Thank you Kenny Chesney, not only for your astute ability to tell a story through song and video that both captures my nostalgic imagination and speaks to my soul as a man, but also for reminding me with your stellar timing in releasing this that my favorite season is just around the corner. Well done sir. Well done.

P.S. This post wouldn’t be complete if I didn’t do a little Uncle Rico’ing myself and share a few of my old high school football pics as that experience definitely shaped who I am as a man today:

So serious. Taken a few weeks after the end of our season my senior year.


The Carl Albert Titans O-Line after winning the 5A state championship game against the El Reno Indians in 1999. This picture is definitely posed. A few seconds later, we probably all started laughing.

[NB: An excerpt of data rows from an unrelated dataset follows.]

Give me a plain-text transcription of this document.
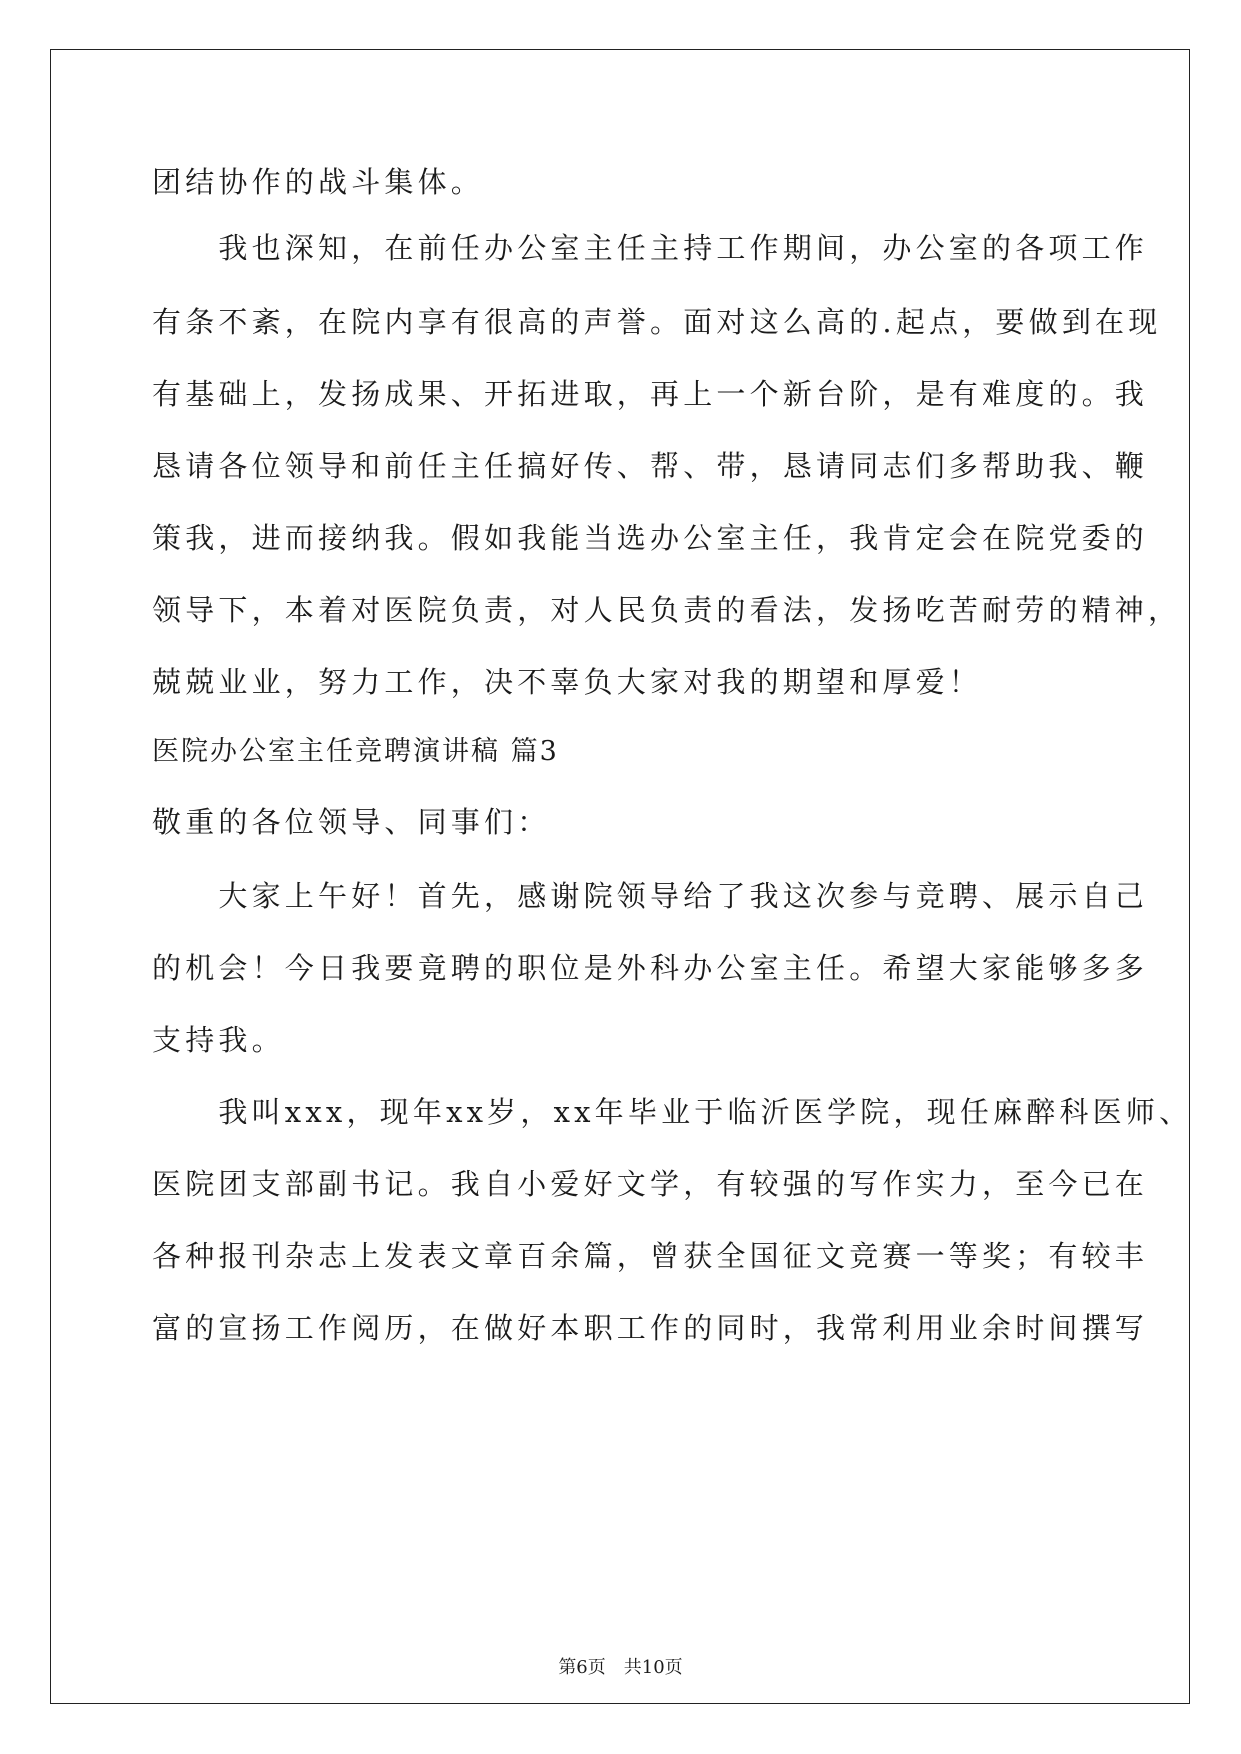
团结协作的战斗集体。
　　我也深知，在前任办公室主任主持工作期间，办公室的各项工作
有条不紊，在院内享有很高的声誉。面对这么高的.起点，要做到在现
有基础上，发扬成果、开拓进取，再上一个新台阶，是有难度的。我
恳请各位领导和前任主任搞好传、帮、带，恳请同志们多帮助我、鞭
策我，进而接纳我。假如我能当选办公室主任，我肯定会在院党委的
领导下，本着对医院负责，对人民负责的看法，发扬吃苦耐劳的精神，
兢兢业业，努力工作，决不辜负大家对我的期望和厚爱！
医院办公室主任竞聘演讲稿 篇3
敬重的各位领导、同事们：
　　大家上午好！首先，感谢院领导给了我这次参与竞聘、展示自己
的机会！今日我要竟聘的职位是外科办公室主任。希望大家能够多多
支持我。
　　我叫xxx，现年xx岁，xx年毕业于临沂医学院，现任麻醉科医师、
医院团支部副书记。我自小爱好文学，有较强的写作实力，至今已在
各种报刊杂志上发表文章百余篇，曾获全国征文竞赛一等奖；有较丰
富的宣扬工作阅历，在做好本职工作的同时，我常利用业余时间撰写
第6页 共10页
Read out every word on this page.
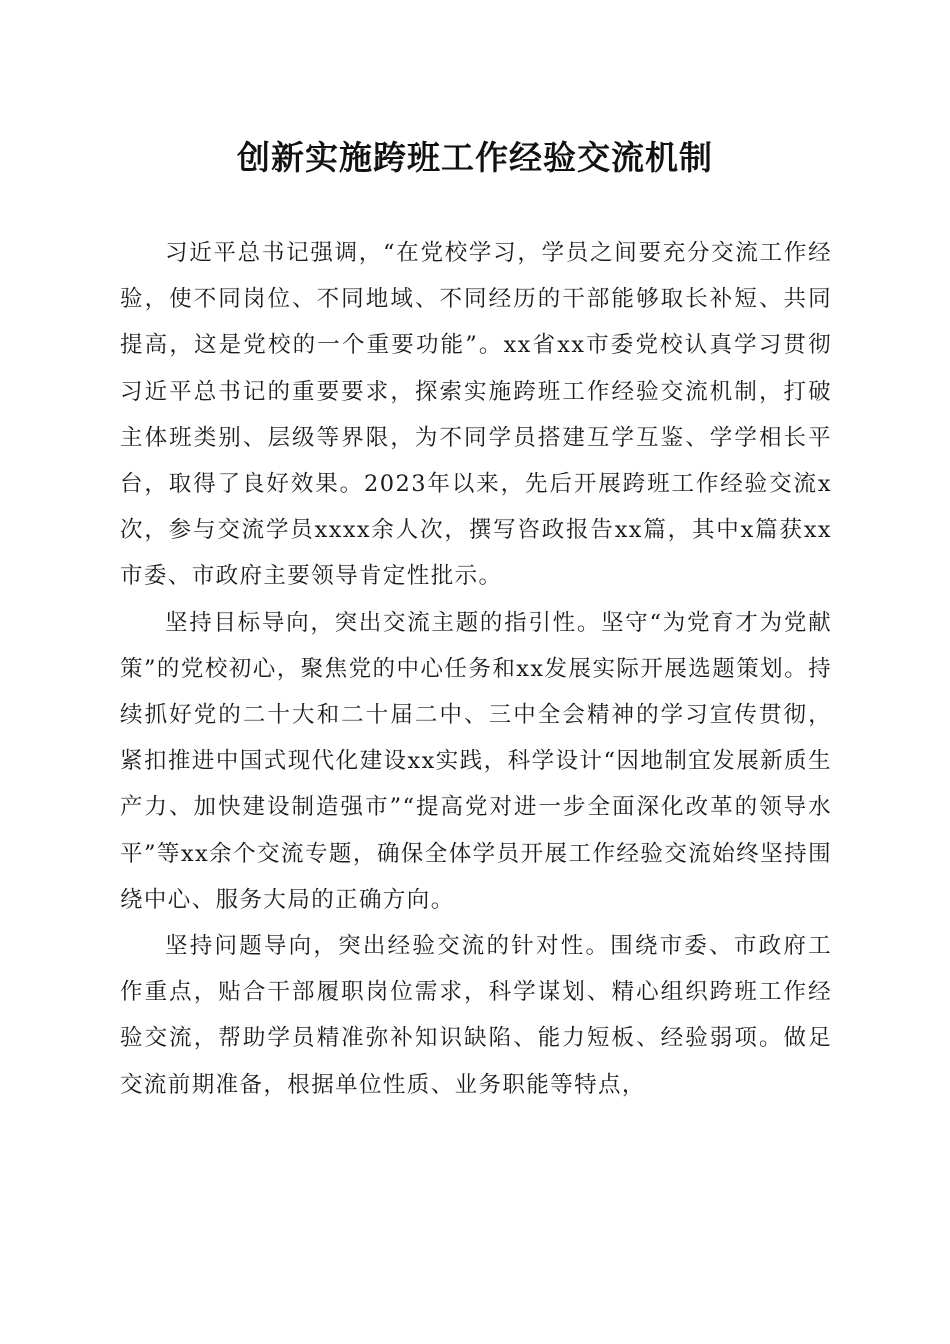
创新实施跨班工作经验交流机制

习近平总书记强调，“在党校学习，学员之间要充分交流工作经验，使不同岗位、不同地域、不同经历的干部能够取长补短、共同提高，这是党校的一个重要功能”。xx省xx市委党校认真学习贯彻习近平总书记的重要要求，探索实施跨班工作经验交流机制，打破主体班类别、层级等界限，为不同学员搭建互学互鉴、学学相长平台，取得了良好效果。2023年以来，先后开展跨班工作经验交流x次，参与交流学员xxxx余人次，撰写咨政报告xx篇，其中x篇获xx市委、市政府主要领导肯定性批示。

坚持目标导向，突出交流主题的指引性。坚守“为党育才为党献策”的党校初心，聚焦党的中心任务和xx发展实际开展选题策划。持续抓好党的二十大和二十届二中、三中全会精神的学习宣传贯彻，紧扣推进中国式现代化建设xx实践，科学设计“因地制宜发展新质生产力、加快建设制造强市”“提高党对进一步全面深化改革的领导水平”等xx余个交流专题，确保全体学员开展工作经验交流始终坚持围绕中心、服务大局的正确方向。

坚持问题导向，突出经验交流的针对性。围绕市委、市政府工作重点，贴合干部履职岗位需求，科学谋划、精心组织跨班工作经验交流，帮助学员精准弥补知识缺陷、能力短板、经验弱项。做足交流前期准备，根据单位性质、业务职能等特点，
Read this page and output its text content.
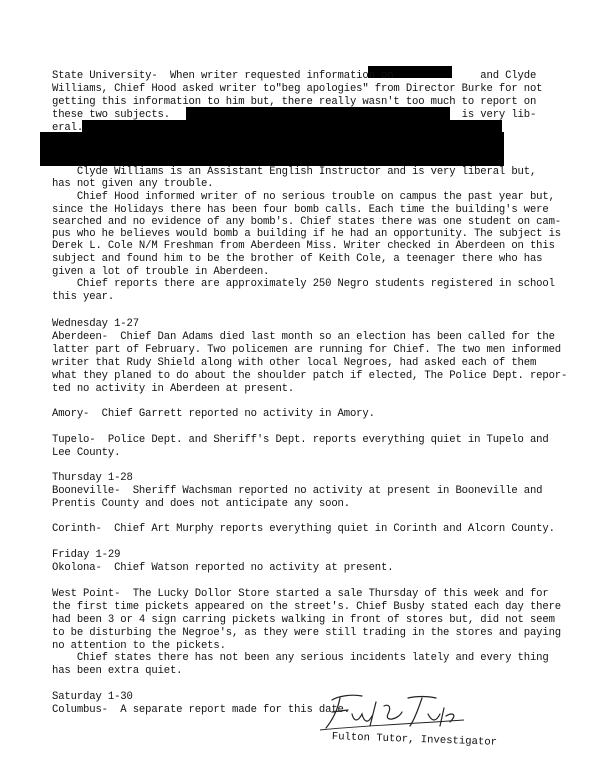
State University-  When writer requested information on              and Clyde
Williams, Chief Hood asked writer to"beg apologies" from Director Burke for not
getting this information to him but, there really wasn't too much to report on
these two subjects.                                               is very lib-
eral.
Clyde Williams is an Assistant English Instructor and is very liberal but,
has not given any trouble.
Chief Hood informed writer of no serious trouble on campus the past year but,
since the Holidays there has been four bomb calls. Each time the building's were
searched and no evidence of any bomb's. Chief states there was one student on cam-
pus who he believes would bomb a building if he had an opportunity. The subject is
Derek L. Cole N/M Freshman from Aberdeen Miss. Writer checked in Aberdeen on this
subject and found him to be the brother of Keith Cole, a teenager there who has
given a lot of trouble in Aberdeen.
Chief reports there are approximately 250 Negro students registered in school
this year.
Wednesday 1-27
Aberdeen-  Chief Dan Adams died last month so an election has been called for the
latter part of February. Two policemen are running for Chief. The two men informed
writer that Rudy Shield along with other local Negroes, had asked each of them
what they planed to do about the shoulder patch if elected, The Police Dept. repor-
ted no activity in Aberdeen at present.
Amory-  Chief Garrett reported no activity in Amory.
Tupelo-  Police Dept. and Sheriff's Dept. reports everything quiet in Tupelo and
Lee County.
Thursday 1-28
Booneville-  Sheriff Wachsman reported no activity at present in Booneville and
Prentis County and does not anticipate any soon.
Corinth-  Chief Art Murphy reports everything quiet in Corinth and Alcorn County.
Friday 1-29
Okolona-  Chief Watson reported no activity at present.
West Point-  The Lucky Dollor Store started a sale Thursday of this week and for
the first time pickets appeared on the street's. Chief Busby stated each day there
had been 3 or 4 sign carring pickets walking in front of stores but, did not seem
to be disturbing the Negroe's, as they were still trading in the stores and paying
no attention to the pickets.
Chief states there has not been any serious incidents lately and every thing
has been extra quiet.
Saturday 1-30
Columbus-  A separate report made for this date.
Fulton Tutor, Investigator
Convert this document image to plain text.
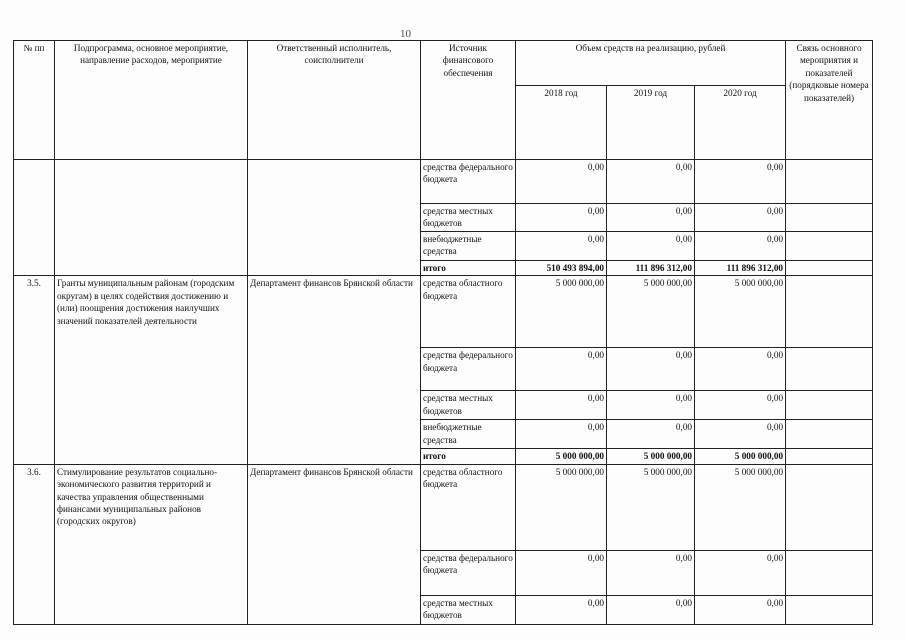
10
№ пп	Подпрограмма, основное мероприятие, направление расходов, мероприятие	Ответственный исполнитель, соисполнители	Источник финансового обеспечения	Объем средств на реализацию, рублей			Связь основного мероприятия и показателей (порядковые номера показателей)
				2018 год	2019 год	2020 год	
			средства федерального бюджета	0,00	0,00	0,00	
			средства местных бюджетов	0,00	0,00	0,00	
			внебюджетные средства	0,00	0,00	0,00	
			итого	510 493 894,00	111 896 312,00	111 896 312,00	
3.5.	Гранты муниципальным районам (городским округам) в целях содействия достижению и (или) поощрения достижения наилучших значений показателей деятельности	Департамент финансов Брянской области	средства областного бюджета	5 000 000,00	5 000 000,00	5 000 000,00	
			средства федерального бюджета	0,00	0,00	0,00	
			средства местных бюджетов	0,00	0,00	0,00	
			внебюджетные средства	0,00	0,00	0,00	
			итого	5 000 000,00	5 000 000,00	5 000 000,00	
3.6.	Стимулирование результатов социально-экономического развития территорий и качества управления общественными финансами муниципальных районов (городских округов)	Департамент финансов Брянской области	средства областного бюджета	5 000 000,00	5 000 000,00	5 000 000,00	
			средства федерального бюджета	0,00	0,00	0,00	
			средства местных бюджетов	0,00	0,00	0,00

Here we are again acting a lot more like ourselves.


And one more for good measure with my biggest cheerleader. I know it’s not very manly, but this is my blog and I can post whatever kind of pictures I want.

Off the Reservation

As you’re reading this, there’s a very good chance that I’m either at or on my way to Joshua Tree National Park.

With David out of the country and me likely lost in the California desert… far out of range of my wireless router, it could be a quite few days here on the ol’ blog.

Don’t worry Mom, Dad, Deborah (David’s mom), and the rest of our five readers, we’ll be back.

In the meantime, the following song has been rattling around in my head the last few days, and I thought I’d share:

Mama told me when I was young, come sit beside me, my only son. And listen closely to what I say. And if you do this, it will help you some sunny day.

Take your time… don’t live too fast, troubles will come and they will pass. Go find a woman and you’ll find love, and don’t forget son, there is someone up above.

And be a simple kind of man. Be something you love and understand. Be a simple kind of man. Won’t you do this for me son, if you can?

Forget your lust for rich man’s gold. All that you need is in your soul. And you can do this if you try. All that I want for you my son, is to be satisfied.

And be a simple kind of man. Be something you love and understand. Be a simple kind of man. Won’t you do this for me son, if you can?

Boy, don’t you worry… you’ll find yourself. Follow your heart and nothing else. And you can do this if you try. All I want for you my son, is to be satisfied.

Though my mom never said these words to me, at least not exactly like this, I feel like both of my parents tried to impart to me the importance of trying to live a simple life and the importance of trying to be a simple man.

I’m not there yet, so when I hear this song, it challenges me. Well… maybe it doesn’t exactly challenge me, but compared to “Give Me Three Steps” and “Sweet Home Alabama” this song makes the Skynyrd boys sound like Plato. So maybe it doesn’t challenge me, but it definitely makes me think.

When I want to buy a new mower, instead of fixing the one I have, it makes me think. When I start to lust after a new house or a new car, it makes me think. When I feel like I don’t have enough, it makes me think. When I find myself starting to drift from my path toward becoming a simple kind of man (translated: real man) this song makes me think.

I’m excited to get out to the desert… away from cell phone coverage, crowds of people, suburban sprawl, Oklahoma humidity, and all the material trappings that often distract me from the bidness of becoming the man I want to be.

I will miss my wife and the little girl swimming around in her midsection, but I am excited about getting away from the distractions of everyday life. I’m excited to be out in the desert in the company of a man who I consider to be both a real and a simple kind of man.

Who knows? Maybe while I’m out there, I’ll find a horse with no name.